The massive star of the new movie King Kong, which opens today, effectively apes real gorillas. But the bizarre assortment of wildlife on the creature's island home seems to be from out of this world.
As seen in the remake of the 1933 film classic, Skull Island is supposed to lie somewhere in the Indian Ocean.
In the island's jungles roam a wide array of dinosaurs, including Tyrannosaurus rex; aggressive, 3-foot (90-centimeter) cockroaches; bloodthirsty car-size crabs; and, of course, Kong, a 25-foot-tall (8-meter-tall) silverback gorilla who lives alone in his mountain hideaway.
It's a world that violates most of modern science's evolutionary rules.

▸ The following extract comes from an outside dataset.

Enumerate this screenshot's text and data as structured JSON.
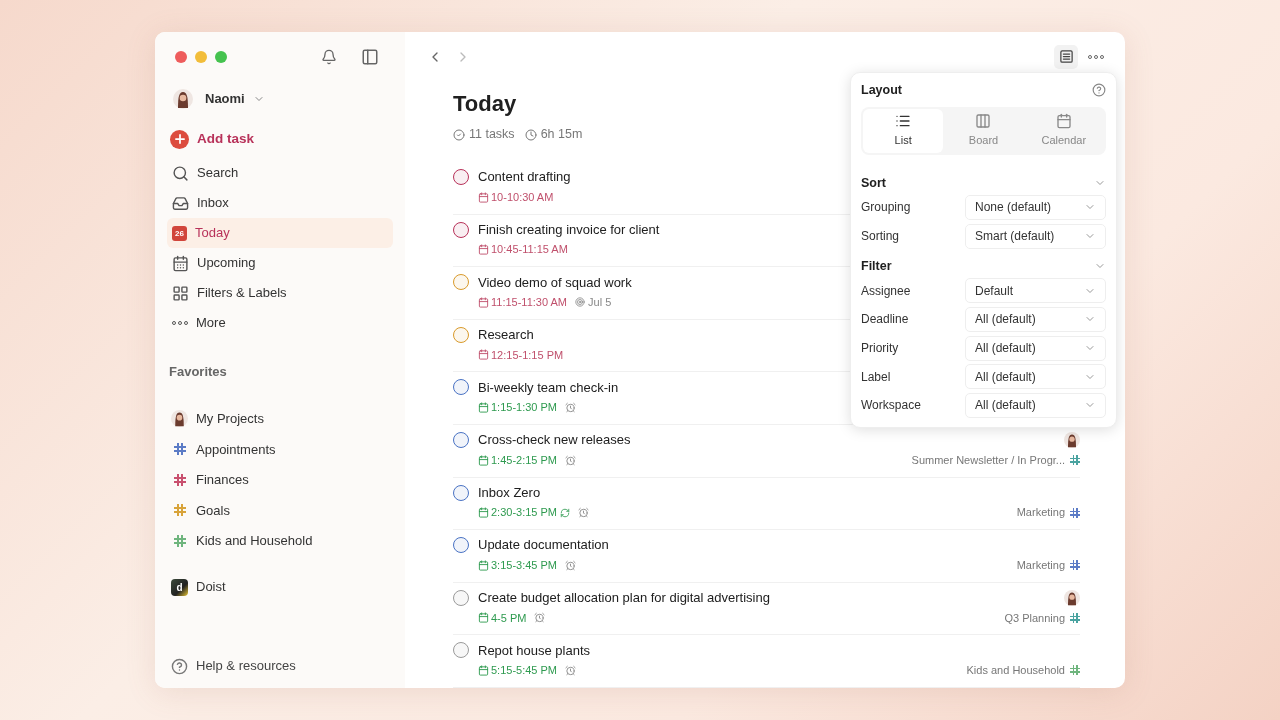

"The notion that dinosaurs could survive on a tiny mid-oceanic island is preposterous," said John Terborgh, a professor of environmental science at Duke University in Raleigh, North Carolina.
"Islands, even moderately large ones, are notoriously devoid of large predators," he said. "The two largest predators on Cuba are a lizard and the red-tailed hawk. The whole notion of apex predators on islands is fantasy."
Island Laboratory
The giant gorilla presumably evolved in isolation on Skull Island, though this is never explained in the movie.
Islands, as Charles Darwin said, appear to be nature's laboratory, where experiments are carried out with species that travel from the mainland.
"The first experiment is titled, Can you survive on this place that is different in every way from the mainland or other island from whence you came?" marine science expert Dennis Kelly said. "Most species probably do not survive this experiment."
But those that do survive often change over time to fill an ecological niche that exists on those islands.
"If a species is smallusually very smallit can actually increase in size [via a phenomenon] called gigantism," said Kelly, a professor at Orange Coast College in Costa Mesa, California.